The recently-concluded Alex Jones trial is an interesting point of reference for where free speech and the law are colliding in America today, and in this Wild Wild West of new media saturation that we're all living in.
https://www.reuters.com/business/media-telecom/jury-alex-jones-defamation-case-begin-deliberations-punitive-damages-2022-08-05/
This case is a bit of an outlier, since it's so rare for anybody to be held accountable for false speech in America. The Defendant, Alex Jones, told lies about a mass school shooting that happened 10 years ago. The jury found the lies were damaging enough to the victims of this atrocity that it supported a legal judgment of nearly $50 million.

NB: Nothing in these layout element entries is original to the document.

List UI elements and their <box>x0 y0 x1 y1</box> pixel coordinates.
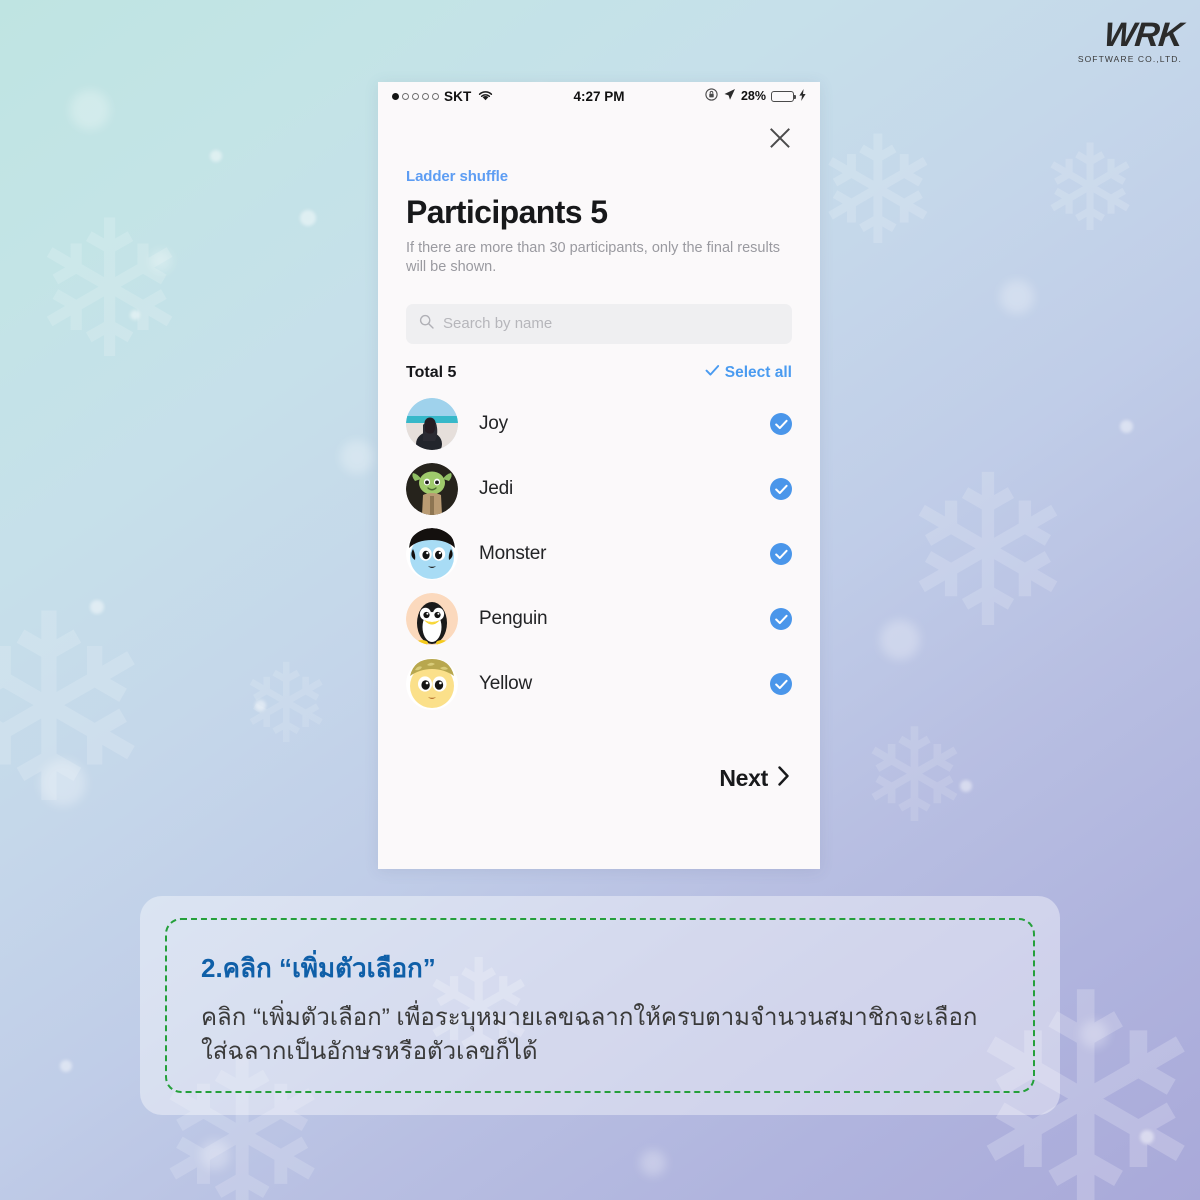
close-icon[interactable] <box>764 122 796 154</box>
search-section <box>378 278 820 344</box>
participant-name: Monster <box>479 543 547 565</box>
photo-beach-portrait-avatar <box>406 398 458 451</box>
check-circle-icon[interactable] <box>770 608 792 631</box>
participant-name: Yellow <box>479 673 533 695</box>
brand-logo-subtitle: SOFTWARE CO.,LTD. <box>1077 54 1182 64</box>
status-bar: SKT 4:27 PM 28% <box>378 82 820 110</box>
list-header: Total 5 Select all <box>378 344 820 382</box>
caption-card: 2.คลิก “เพิ่มตัวเลือก” คลิก “เพิ่มตัวเลื… <box>140 896 1060 1115</box>
yellow-face-avatar <box>406 658 458 711</box>
check-circle-icon[interactable] <box>770 413 792 436</box>
snowflake-icon: ❄ <box>0 566 158 856</box>
yoda-avatar <box>406 463 458 516</box>
battery-icon <box>771 90 796 102</box>
select-all-label: Select all <box>724 363 792 381</box>
blue-monster-avatar <box>406 528 458 581</box>
battery-percent-label: 28% <box>740 89 766 103</box>
brand-logo: WRK SOFTWARE CO.,LTD. <box>1077 16 1184 64</box>
check-circle-icon[interactable] <box>770 478 792 501</box>
charging-bolt-icon <box>799 88 806 104</box>
ladder-shuffle-link[interactable]: Ladder shuffle <box>406 168 792 185</box>
caption-title: 2.คลิก “เพิ่มตัวเลือก” <box>201 953 436 983</box>
check-icon <box>705 364 720 382</box>
phone-screenshot: SKT 4:27 PM 28% Ladder shuffle Participa… <box>378 82 820 869</box>
wifi-icon <box>478 89 493 104</box>
signal-dots-icon <box>392 92 439 100</box>
snowflake-icon: ❄ <box>815 107 941 275</box>
snowflake-icon: ❄ <box>30 185 190 397</box>
caption-line-2: ใส่ฉลากเป็นอักษรหรือตัวเลขก็ได้ <box>201 1038 538 1066</box>
caption-dashed-border: 2.คลิก “เพิ่มตัวเลือก” คลิก “เพิ่มตัวเลื… <box>165 918 1035 1093</box>
screen-header: Ladder shuffle Participants 5 If there a… <box>378 154 820 278</box>
snowflake-icon: ❄ <box>900 435 1076 670</box>
participant-row-joy[interactable]: Joy <box>406 392 792 457</box>
snowflake-icon: ❄ <box>860 703 969 849</box>
participant-row-penguin[interactable]: Penguin <box>406 587 792 652</box>
search-input[interactable] <box>443 315 779 333</box>
poster-canvas: ❄ ❄ ❄ ❄ ❄ ❄ ❄ ❄ ❄ ❄ WRK SOFTWARE CO.,LTD… <box>0 0 1200 1200</box>
location-arrow-icon <box>723 88 736 104</box>
snowflake-icon: ❄ <box>1040 122 1141 256</box>
page-title: Participants 5 <box>406 194 608 230</box>
chevron-right-icon <box>777 765 790 792</box>
status-bar-right: 28% <box>705 88 806 104</box>
search-icon <box>419 314 434 334</box>
penguin-avatar <box>406 593 458 646</box>
participant-name: Jedi <box>479 478 514 500</box>
rotation-lock-icon <box>705 88 718 104</box>
check-circle-icon[interactable] <box>770 543 792 566</box>
participant-name: Penguin <box>479 608 548 630</box>
snowflake-icon: ❄ <box>240 643 333 766</box>
search-box[interactable] <box>406 303 792 344</box>
footer-actions: Next <box>378 717 820 792</box>
next-button[interactable]: Next <box>719 765 790 792</box>
participant-name: Joy <box>479 413 508 435</box>
participant-row-yellow[interactable]: Yellow <box>406 652 792 717</box>
total-count-label: Total 5 <box>406 363 457 381</box>
brand-logo-mark: WRK <box>1101 16 1184 54</box>
caption-body: คลิก “เพิ่มตัวเลือก” เพื่อระบุหมายเลขฉลา… <box>201 1001 999 1069</box>
close-row <box>378 110 820 154</box>
participants-list: Joy Jedi Monster Penguin Yellow <box>378 382 820 717</box>
carrier-label: SKT <box>444 88 472 104</box>
select-all-button[interactable]: Select all <box>705 364 792 382</box>
participant-row-monster[interactable]: Monster <box>406 522 792 587</box>
caption-line-1: คลิก “เพิ่มตัวเลือก” เพื่อระบุหมายเลขฉลา… <box>201 1004 978 1031</box>
page-subtitle: If there are more than 30 participants, … <box>406 240 780 276</box>
participant-row-jedi[interactable]: Jedi <box>406 457 792 522</box>
check-circle-icon[interactable] <box>770 673 792 696</box>
status-bar-left: SKT <box>392 89 493 104</box>
next-button-label: Next <box>719 764 768 791</box>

The Alex Jones case stands for the following idea: If your "opinion" is that a bunch of dead kids are "crisis actors," and that their parents aren't really their parents, and you repeat the same thing over and over again to an audience of millions, then that's not really an "opinion" at all, it's a lie that's bad enough to warrant legal punishment.
I agree, while most opinions should be protected, there is a line somewhere where lies cross over to the point of heedlessly destroying reputations and actually inciting violence. Some of the parents of these slaughtered children actually had to go into hiding from the threats they were receiving from Jones's deranged fans.
It takes significant time for any case like this to make its way to trial - 10 years in this case. But it takes no time at all for an unhinged tweet or radio rant to go viral. That's a problem. And by the time the case is heard, the damage has already been done.
Apart from rare and unusual defamation cases like this one, we're in an era where the traditional media methods of fact-checking and vetting a story before it gets published only apply to outlets that willingly hold themselves to those standards. For any media outlets, or social media personalities, who don't have such scruples, the only check upon their ability to brazenly lie is their audience's own lack of gullibility, and the fact-checkers who are always one step behind them.